In a booklet of elementary readings for foreigners I came across the expression Ёлки-палки.
This seems to translate as "damn" but the relation of that meaning to the literal meaning of the words baffles me.
My questions:
1) what is the etymology of the expression ?
2) Is it current nowadays and are there nuances relative to its usage ?
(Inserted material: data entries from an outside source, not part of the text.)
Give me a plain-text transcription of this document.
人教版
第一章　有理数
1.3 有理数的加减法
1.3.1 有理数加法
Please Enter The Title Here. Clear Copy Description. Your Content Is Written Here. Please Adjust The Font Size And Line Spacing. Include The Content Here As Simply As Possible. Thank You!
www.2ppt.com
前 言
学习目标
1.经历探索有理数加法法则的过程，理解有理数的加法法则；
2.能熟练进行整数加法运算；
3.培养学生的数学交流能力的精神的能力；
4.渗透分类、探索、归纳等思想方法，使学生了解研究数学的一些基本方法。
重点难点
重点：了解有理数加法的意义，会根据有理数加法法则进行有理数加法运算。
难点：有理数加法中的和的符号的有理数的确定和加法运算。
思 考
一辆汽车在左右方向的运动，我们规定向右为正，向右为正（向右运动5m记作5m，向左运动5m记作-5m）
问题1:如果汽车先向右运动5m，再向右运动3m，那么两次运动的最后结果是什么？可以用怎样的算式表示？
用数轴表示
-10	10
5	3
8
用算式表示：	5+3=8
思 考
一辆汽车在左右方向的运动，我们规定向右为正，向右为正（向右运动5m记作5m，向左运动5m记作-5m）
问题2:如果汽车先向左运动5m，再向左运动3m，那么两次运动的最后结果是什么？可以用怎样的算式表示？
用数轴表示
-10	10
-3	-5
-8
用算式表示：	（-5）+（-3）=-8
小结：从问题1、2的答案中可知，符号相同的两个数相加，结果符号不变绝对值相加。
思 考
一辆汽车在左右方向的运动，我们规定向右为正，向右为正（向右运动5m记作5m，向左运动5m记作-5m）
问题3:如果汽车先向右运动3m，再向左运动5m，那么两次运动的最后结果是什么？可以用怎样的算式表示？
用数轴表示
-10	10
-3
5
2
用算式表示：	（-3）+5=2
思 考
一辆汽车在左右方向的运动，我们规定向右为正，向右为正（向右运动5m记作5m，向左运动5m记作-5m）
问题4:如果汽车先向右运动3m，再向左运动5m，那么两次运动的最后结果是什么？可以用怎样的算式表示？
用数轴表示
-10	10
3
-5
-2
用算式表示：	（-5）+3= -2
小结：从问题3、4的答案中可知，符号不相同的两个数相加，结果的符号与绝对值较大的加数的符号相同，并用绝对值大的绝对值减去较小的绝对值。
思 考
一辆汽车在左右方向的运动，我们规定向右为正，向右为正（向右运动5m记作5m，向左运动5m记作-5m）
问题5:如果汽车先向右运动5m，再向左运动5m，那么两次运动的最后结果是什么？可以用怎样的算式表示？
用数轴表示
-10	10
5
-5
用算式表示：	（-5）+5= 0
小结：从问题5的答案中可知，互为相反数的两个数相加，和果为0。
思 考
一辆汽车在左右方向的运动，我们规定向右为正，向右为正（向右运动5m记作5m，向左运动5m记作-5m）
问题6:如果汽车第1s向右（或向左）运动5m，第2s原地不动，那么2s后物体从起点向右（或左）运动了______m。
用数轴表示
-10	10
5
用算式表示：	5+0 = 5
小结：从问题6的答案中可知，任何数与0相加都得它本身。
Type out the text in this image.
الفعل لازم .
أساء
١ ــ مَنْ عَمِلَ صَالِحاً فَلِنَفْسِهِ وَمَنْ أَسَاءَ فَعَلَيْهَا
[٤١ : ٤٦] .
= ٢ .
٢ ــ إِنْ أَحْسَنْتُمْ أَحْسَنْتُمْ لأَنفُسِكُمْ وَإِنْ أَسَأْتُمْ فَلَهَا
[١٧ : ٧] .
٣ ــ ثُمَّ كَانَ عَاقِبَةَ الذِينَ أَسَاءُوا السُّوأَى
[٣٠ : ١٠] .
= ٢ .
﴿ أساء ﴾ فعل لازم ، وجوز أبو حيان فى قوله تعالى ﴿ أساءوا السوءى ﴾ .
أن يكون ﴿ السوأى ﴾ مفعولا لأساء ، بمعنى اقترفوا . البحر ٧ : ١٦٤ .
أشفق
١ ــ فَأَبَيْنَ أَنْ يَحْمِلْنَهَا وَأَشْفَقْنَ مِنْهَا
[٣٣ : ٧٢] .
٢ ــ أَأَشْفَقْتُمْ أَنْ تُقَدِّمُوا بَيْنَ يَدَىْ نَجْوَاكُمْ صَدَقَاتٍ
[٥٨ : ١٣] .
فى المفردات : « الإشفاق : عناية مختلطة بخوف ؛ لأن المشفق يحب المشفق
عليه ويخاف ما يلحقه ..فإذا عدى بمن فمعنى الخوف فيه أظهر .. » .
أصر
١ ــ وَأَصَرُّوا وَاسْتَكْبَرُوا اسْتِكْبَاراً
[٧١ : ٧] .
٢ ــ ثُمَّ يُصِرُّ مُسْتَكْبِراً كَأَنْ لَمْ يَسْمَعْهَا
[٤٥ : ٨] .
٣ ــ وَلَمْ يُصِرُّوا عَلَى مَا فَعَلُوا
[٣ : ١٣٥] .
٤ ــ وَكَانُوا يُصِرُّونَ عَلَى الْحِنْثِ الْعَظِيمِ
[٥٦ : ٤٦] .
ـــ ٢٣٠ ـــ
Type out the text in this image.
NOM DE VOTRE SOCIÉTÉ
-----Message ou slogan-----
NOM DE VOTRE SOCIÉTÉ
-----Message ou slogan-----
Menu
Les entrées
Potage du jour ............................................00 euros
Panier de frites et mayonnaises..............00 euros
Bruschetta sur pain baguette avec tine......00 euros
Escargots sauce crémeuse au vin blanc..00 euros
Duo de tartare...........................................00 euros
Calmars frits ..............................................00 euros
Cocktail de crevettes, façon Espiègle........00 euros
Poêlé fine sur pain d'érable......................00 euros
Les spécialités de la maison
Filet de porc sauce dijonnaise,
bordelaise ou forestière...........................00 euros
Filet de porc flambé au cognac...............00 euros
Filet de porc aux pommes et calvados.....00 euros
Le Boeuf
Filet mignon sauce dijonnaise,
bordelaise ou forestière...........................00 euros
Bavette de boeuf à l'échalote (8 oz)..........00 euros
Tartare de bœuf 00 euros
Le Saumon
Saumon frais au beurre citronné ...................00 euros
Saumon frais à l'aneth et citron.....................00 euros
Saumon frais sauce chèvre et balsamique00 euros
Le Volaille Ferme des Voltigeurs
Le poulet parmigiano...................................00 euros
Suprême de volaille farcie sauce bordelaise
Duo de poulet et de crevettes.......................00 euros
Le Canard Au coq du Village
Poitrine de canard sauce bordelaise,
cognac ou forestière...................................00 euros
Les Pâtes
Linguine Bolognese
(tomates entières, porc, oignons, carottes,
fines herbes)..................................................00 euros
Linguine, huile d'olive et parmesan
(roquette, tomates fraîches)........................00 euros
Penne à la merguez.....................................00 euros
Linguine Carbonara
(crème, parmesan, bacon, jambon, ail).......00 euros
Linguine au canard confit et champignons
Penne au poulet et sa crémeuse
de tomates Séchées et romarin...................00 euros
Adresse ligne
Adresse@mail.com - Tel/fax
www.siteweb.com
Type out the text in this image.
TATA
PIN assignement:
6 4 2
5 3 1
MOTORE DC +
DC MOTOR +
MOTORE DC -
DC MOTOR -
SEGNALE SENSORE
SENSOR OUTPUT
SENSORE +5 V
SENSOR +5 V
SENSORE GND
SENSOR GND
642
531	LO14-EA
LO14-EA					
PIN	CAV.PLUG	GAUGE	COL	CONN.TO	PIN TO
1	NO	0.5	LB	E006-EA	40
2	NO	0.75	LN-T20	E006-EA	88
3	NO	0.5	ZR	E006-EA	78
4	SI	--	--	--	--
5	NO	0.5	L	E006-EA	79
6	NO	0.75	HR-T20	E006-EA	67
There is a certain amount of euphemisms formed like this: the speaker starts to say some profanity, then, after the first sound, realizes it would be very inappropriate, and changes the rest to something more decent, even if it makes no sense. Ёлки-палки seems to fall into this category. It's not very common nowadays — I've heard ё-моё (formed in the same manner) more often. Other examples are ёперный театр and епонский городовой (in both cases first word is incorrect, it should rather be оперный and японский). There is also ёлки зелёные, also not something you hear often today.

  • Thanks for the explanation but what is the profanity in question common to all those examples ? Dec 13 '14 at 17:22
  • 5
    @Georgeselencwajg: it's ёб твою мать, literally "I fucked your mother", probably the most versatile Russian profane expression.
    – Quassnoi
    Dec 14 '14 at 0:28
  • @Quassnoi: ah, thanks a lot. Now I understand MigMit's answer better. +1 to both of you. Dec 14 '14 at 10:44
  • 2
    My mother tongue is Russian, so, no surprise here. My knowledge of English mainly comes from a few month spent in Bielefeld University (in Germany — and no, I don't know German) and from my fascination of US TV series.
    – MigMit
    Dec 14 '14 at 10:52
  • 3
    @Georges-Elencwajg: The phenomenon exists in English as well. Think ssshhh-ugar! or ssshhh-oot! or freaking or flipping.